I forgot to write avocado on the grocery list this evening, and when I remembered I forgot, it reminded me that I had also forgotten to water the pepper seedlings currently residing in our powder room and check their grow light. As I spritzed the sprouts, I considered what else may have slipped my mind. I'm pretty confident there's nothing else pending at the moment.

It's a system.

It works.

Sunday, March 22, 2015

Big Guns

When in doubt, you're never too old to call your mom.

I was busy in the kitchen cooking dinner when Heidi came in with a pair of winter white cords. "Help!" she cried, "I think these are ruined." She flipped one of the legs over to show a washed-out gray splatter pattern staining the calf. "This must have happened in the slushy weather earlier this week," she sighed. "I want to Google it, but I'm not even sure what to call it."

I shrugged sympathetically. "Road salt?
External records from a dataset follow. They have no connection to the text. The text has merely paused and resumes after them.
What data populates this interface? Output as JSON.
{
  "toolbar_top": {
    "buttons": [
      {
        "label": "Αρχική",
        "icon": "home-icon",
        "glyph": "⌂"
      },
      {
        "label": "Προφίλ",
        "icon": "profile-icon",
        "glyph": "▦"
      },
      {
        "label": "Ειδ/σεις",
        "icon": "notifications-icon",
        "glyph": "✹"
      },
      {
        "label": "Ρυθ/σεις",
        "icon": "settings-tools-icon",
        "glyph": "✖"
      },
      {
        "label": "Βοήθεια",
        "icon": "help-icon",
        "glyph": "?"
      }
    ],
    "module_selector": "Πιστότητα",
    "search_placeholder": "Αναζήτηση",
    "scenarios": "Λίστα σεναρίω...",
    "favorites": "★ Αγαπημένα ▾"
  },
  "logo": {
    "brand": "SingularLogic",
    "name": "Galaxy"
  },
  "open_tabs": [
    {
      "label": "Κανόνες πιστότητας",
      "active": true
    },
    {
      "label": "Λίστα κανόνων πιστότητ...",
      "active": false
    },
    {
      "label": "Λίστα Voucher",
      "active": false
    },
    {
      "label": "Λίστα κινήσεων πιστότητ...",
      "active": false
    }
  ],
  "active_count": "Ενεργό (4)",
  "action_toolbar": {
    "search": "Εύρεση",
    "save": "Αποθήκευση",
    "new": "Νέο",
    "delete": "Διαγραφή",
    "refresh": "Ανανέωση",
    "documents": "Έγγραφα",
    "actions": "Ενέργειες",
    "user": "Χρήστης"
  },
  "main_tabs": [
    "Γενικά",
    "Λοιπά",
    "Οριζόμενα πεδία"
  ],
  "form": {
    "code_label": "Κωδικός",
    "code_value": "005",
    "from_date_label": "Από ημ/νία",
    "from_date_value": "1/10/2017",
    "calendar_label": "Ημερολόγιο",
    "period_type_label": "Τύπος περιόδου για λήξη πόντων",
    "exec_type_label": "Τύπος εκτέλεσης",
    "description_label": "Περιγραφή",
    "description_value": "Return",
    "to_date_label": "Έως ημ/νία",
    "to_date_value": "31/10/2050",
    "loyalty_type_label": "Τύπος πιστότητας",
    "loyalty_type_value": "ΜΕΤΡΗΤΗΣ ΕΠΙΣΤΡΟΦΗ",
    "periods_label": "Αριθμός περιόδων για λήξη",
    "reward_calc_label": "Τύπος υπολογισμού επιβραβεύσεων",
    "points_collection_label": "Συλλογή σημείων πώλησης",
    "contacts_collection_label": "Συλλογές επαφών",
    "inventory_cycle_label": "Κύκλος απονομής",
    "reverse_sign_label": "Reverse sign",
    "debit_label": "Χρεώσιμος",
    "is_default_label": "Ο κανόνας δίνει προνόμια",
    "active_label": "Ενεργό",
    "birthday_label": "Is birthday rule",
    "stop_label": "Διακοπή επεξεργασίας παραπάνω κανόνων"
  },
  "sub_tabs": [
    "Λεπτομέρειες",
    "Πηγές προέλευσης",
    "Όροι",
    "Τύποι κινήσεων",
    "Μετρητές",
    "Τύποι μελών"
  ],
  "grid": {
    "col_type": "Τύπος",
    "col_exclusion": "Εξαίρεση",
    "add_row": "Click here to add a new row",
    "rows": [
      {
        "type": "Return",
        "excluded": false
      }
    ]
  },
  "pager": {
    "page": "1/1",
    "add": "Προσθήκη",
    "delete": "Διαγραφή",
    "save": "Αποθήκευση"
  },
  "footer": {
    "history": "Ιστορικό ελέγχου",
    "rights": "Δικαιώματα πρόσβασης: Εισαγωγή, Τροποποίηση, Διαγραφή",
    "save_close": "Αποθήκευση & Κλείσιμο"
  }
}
Snow stain?" She sat down at the computer and began her search, but it must not have gone very well, because the next thing I heard was the trill of FaceTime.

Heidi was consulting an expert who lives in a place where they get a lot more snow than we do– my mother in Minnesota. Mom was not too optimistic, especially since they had been through the dryer, but she suggested oxyclean as a possible solution.

They said their good-byes and Heidi dialed up a second opinion– another expert who also lives somewhere with a lot of snow and slush, her own mother in Buffalo, who recommended taking the pants to the cleaners.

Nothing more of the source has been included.